J'ai une Gibson SG, une Jaguar et une Telecaster Thinline Deluxe qui est
parfaite pour le feedback et plus puissante dans les basses qu'une Tele
classique. Stefan possède également une Thinline et une Jaguar, ainsi qu'une
Fender baryton. Les vieilles guitares dégagent quelque chose de "féminin".
En plus, elles ont vraiment de la gueule.
Et pour le studio ?
Aujourd'hui, nous avons
exactement le même set-up en studio. Avant, on louait toutes sortes d'amplis,
et on passait plus de temps à essayer des branchements qu'à jouer. En studio,
il faut être très productif, se mettre dans un état d'esprit propice à la créativité.
Alors, on ne perd plus de temps avec ce genre de conneries. Ensuite, pour le
mixage, c'est une autre histoire. Tu es vraiment là pour expérimenter et
optimiser les compos avec toutes sortes de traitements.
La production de vos disques
est de plus en plus sophistiquée.
Avec le recul, le premier album
semble très naïf, non ? Les chansons sont bonnes, mais on ressent un gros
manque de maturité. Ce disque représente notre première véritable expérience
du studio. A l'inverse, "Without You I'm Nothing" est trop produit
(rires). Le son est, à mon goût, bien trop lisse et aseptisé. "Black
Market Music" est le seul dont je sois véritablement satisfait au niveau
du travail de production. Il faut dire que nous contrôlons beaucoup plus de
choses. A force de faire des disques, on apprend obligatoirement à comprendre
le matériel et à mieux gérer le rapport musicien/technicien. Mais bon, nous
ne sommes pas encore des flèches avec le matos qui est souvent complexe. on est
comme des gosses devant des machines comme les filtres Sherman, le Pod Line 6 ou
le Mutron. Nous voulions que le mix garde un côté "manuel", et bon
nombre de traitements se sont faits en direct. Chacun devait tourner ses boutons
à des moments précis. On s'est vraiment amusé. D'un autre côté, la
production dépend aussi du son du groupe lui-même et, désormais, jouer
ensemble est devenu une seconde nature.
Le rôle de producteur te
tente ?
Cela m'intéresserait beaucoup de
produire un autre groupe. Au niveau des sons et des arrangements, je pense avoir
de bonnes idées. Mais il me faudrait de toute façon l'assistance d'un
technicien pour manipuler la console. J'aimerais être dans la position d'une
paire d'oreilles, diriger artistiquement les séances et donner mon avis sans
avoir à me préoccuper de l'aspect technique. Mais je n'ai pas encore eu de véritable
proposition en ce sens (avis aux amateurs, ndr).

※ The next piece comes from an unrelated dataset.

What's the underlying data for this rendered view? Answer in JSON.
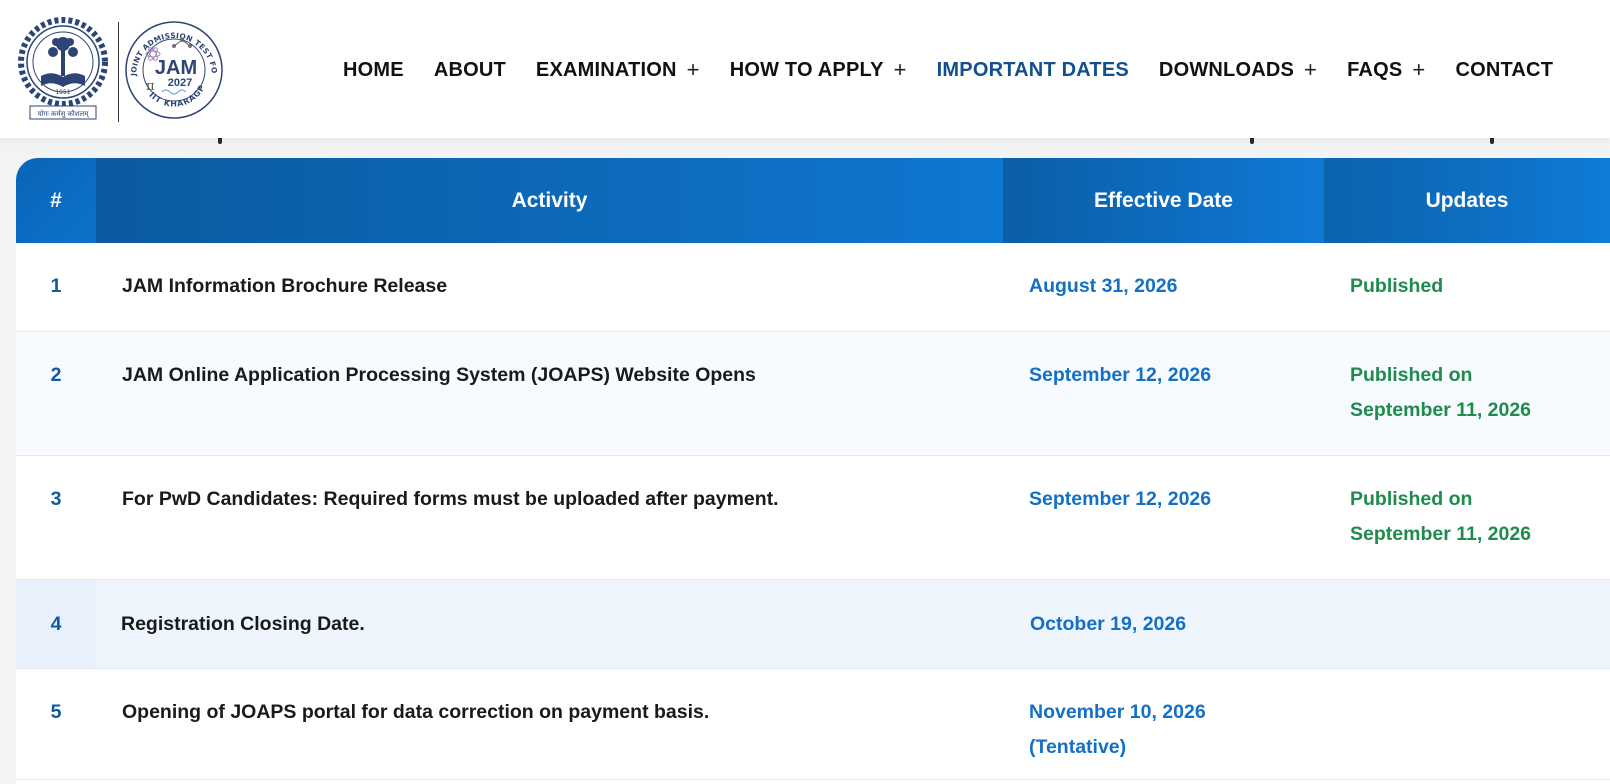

Sur Slave to the Wage, comment
joues tu cet effet de vibrato récurrent ?
Cela ressemble à un effet de
vibrato, mais c'est loin d'être le cas. Il s'agit d'un coup de caisse claire
qui a été capté par le micro d'une guitare avant d'être trituré à l'aide
d'un Mutron. Etrange, non ? C'est un mélange de batterie et de guitare. On
recherchait quelque chose, puis un accident s'est produit. Je crois beaucoup aux
accidents en musique. Les idées les plus fraîches et inhabituelles proviennent
souvent de ce que l'on n'a pas prévu. Il faut être attentif pour reconnaître
les bons accidents et les exploiter dans la bonne direction.

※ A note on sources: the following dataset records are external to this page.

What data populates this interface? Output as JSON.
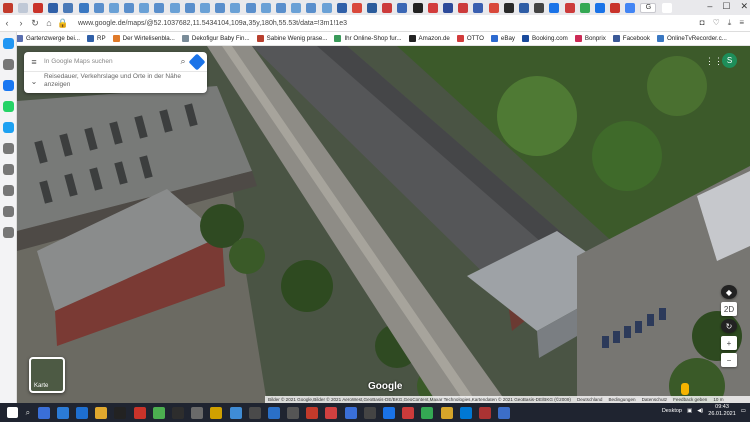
{
  "browser": {
    "url": "www.google.de/maps/@52.1037682,11.5434104,109a,35y,180h,55.53t/data=!3m1!1e3",
    "active_tab_label": "G",
    "window_controls": [
      "–",
      "☐",
      "✕"
    ],
    "tab_colors": [
      "#c23a2b",
      "#bfc8d6",
      "#c9332a",
      "#3060a8",
      "#4a7ab8",
      "#3a78c2",
      "#5a8fcc",
      "#6aa1d6",
      "#5a8fcc",
      "#6aa1d6",
      "#5a8fcc",
      "#6aa1d6",
      "#5a8fcc",
      "#6aa1d6",
      "#5a8fcc",
      "#6aa1d6",
      "#5a8fcc",
      "#6aa1d6",
      "#5a8fcc",
      "#6aa1d6",
      "#5a8fcc",
      "#6aa1d6",
      "#3060a8",
      "#d9483b",
      "#2b5c9c",
      "#cc3b3b",
      "#3b67b5",
      "#222222",
      "#d23c3c",
      "#2d4a9a",
      "#cc3b3b",
      "#3a5fb0",
      "#d9483b",
      "#2a2a2a",
      "#2f5da6",
      "#444444",
      "#1a73e8",
      "#cc3b3b",
      "#34a853",
      "#1a73e8",
      "#c9332a",
      "#4285f4",
      "#ffffff"
    ]
  },
  "bookmarks": [
    {
      "label": "Gartenzwerge bei...",
      "color": "#5a6fb0"
    },
    {
      "label": "RP",
      "color": "#3060a8"
    },
    {
      "label": "Der Wirtelisenbla...",
      "color": "#e07a2a"
    },
    {
      "label": "Dekofigur Baby Fin...",
      "color": "#7a8c99"
    },
    {
      "label": "Sabine Wenig prase...",
      "color": "#b8402f"
    },
    {
      "label": "Ihr Online-Shop fur...",
      "color": "#3a9a5a"
    },
    {
      "label": "Amazon.de",
      "color": "#222222"
    },
    {
      "label": "OTTO",
      "color": "#d23c3c"
    },
    {
      "label": "eBay",
      "color": "#2d6ad0"
    },
    {
      "label": "Booking.com",
      "color": "#1a4a9c"
    },
    {
      "label": "Bonprix",
      "color": "#cc2a55"
    },
    {
      "label": "Facebook",
      "color": "#3b5998"
    },
    {
      "label": "OnlineTvRecorder.c...",
      "color": "#3a78c2"
    }
  ],
  "sidebar_icons": [
    {
      "name": "speed-dial-icon",
      "color": "#2196f3"
    },
    {
      "name": "bag-icon",
      "color": "#777777"
    },
    {
      "name": "messenger-icon",
      "color": "#1877f2"
    },
    {
      "name": "whatsapp-icon",
      "color": "#25d366"
    },
    {
      "name": "twitter-icon",
      "color": "#1da1f2"
    },
    {
      "name": "heart-icon",
      "color": "#777777"
    },
    {
      "name": "history-icon",
      "color": "#777777"
    },
    {
      "name": "download-icon",
      "color": "#777777"
    },
    {
      "name": "cube-icon",
      "color": "#777777"
    },
    {
      "name": "settings-icon",
      "color": "#777777"
    }
  ],
  "maps": {
    "search_placeholder": "In Google Maps suchen",
    "suggestion_text": "Reisedauer, Verkehrslage und Orte in der Nähe anzeigen",
    "layer_label": "Karte",
    "logo": "Google",
    "avatar_letter": "S",
    "footer": [
      "Bilder © 2021 Google,Bilder © 2021 AeroWest,GeoBasis-DE/BKG,GeoContent,Maxar Technologies,Kartendaten © 2021 GeoBasis-DE/BKG (©2009)",
      "Deutschland",
      "Bedingungen",
      "Datenschutz",
      "Feedback geben",
      "10 m"
    ],
    "zoom_in": "+",
    "zoom_out": "−",
    "tilt_label": "2D",
    "scale": "10 m"
  },
  "taskbar": {
    "icons": [
      "#3a6fd8",
      "#2b7bd6",
      "#1e6fd0",
      "#e0a82e",
      "#222",
      "#c9332a",
      "#4caf50",
      "#2d2d2d",
      "#6a6a6a",
      "#d0a000",
      "#3f8cd6",
      "#4a4a4a",
      "#2a70c8",
      "#555",
      "#c23a2b",
      "#d04040",
      "#3a6fd8",
      "#444",
      "#1a73e8",
      "#cc3b3b",
      "#34a853",
      "#d6a52a",
      "#0078d4",
      "#aa3333",
      "#3c6ec8"
    ],
    "desktop_label": "Desktop",
    "time": "09:43",
    "date": "26.01.2021"
  }
}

Et cette fameuse rencontre
avec le Thin White Duke ?
C'était complètement irréel.
Bowie avait adoré notre démo et s'était rendu à notre concert. Nous avions
22 ans, pas d'album, et lui était là, au bord de la scène, à écouter notre
balance. C'est le monde à l'envers, non ? Sur le coup, on s'est vraiment chié
dessus mais ensuite, on s'est bourré la gueule au whisky avec lui. C'était
encore plus dingue. Puis on a enregistré ensemble. Bowie est vraiment très
pro. Il est rapide et impatient. Il est particulièrement fervent des premières
prises afin de capturer l'atmosphère sur le vif. Refaire encore et encore le
met hors de lui. Son seul défaut, c'est qu'il n'arrête pas de parler. Il est
vraiment très bavard.
Quelles autres collaborations
aimerais-tu tenter ?
J'aimerais vraiment réaliser
quelque chose avec PJ Harvey. Je suis fan de sa musique et de sa voix. Elle représente
vraiment l'artiste tel que je le conçois. Au niveau des chanteurs, les gens qui
m'interpellent sont ceux qui ont de la personnalité, un grain spécifique et
immédiatement identifiable. Je peux citer Perry Farrel de Jane's Addiction,
Black Francis des Pixies ou encore Janis Joplin. Tous ces gens sont à l'opposé
de ce post-grunge inutile où chaque mec cherche à imiter la voix de Eddie
Vedder ou, pire encore, ces pseudo-trasheurs qui beuglent comme des ânes. C'est
carrément pathétique, et il n'y a aucune classe là-dedans.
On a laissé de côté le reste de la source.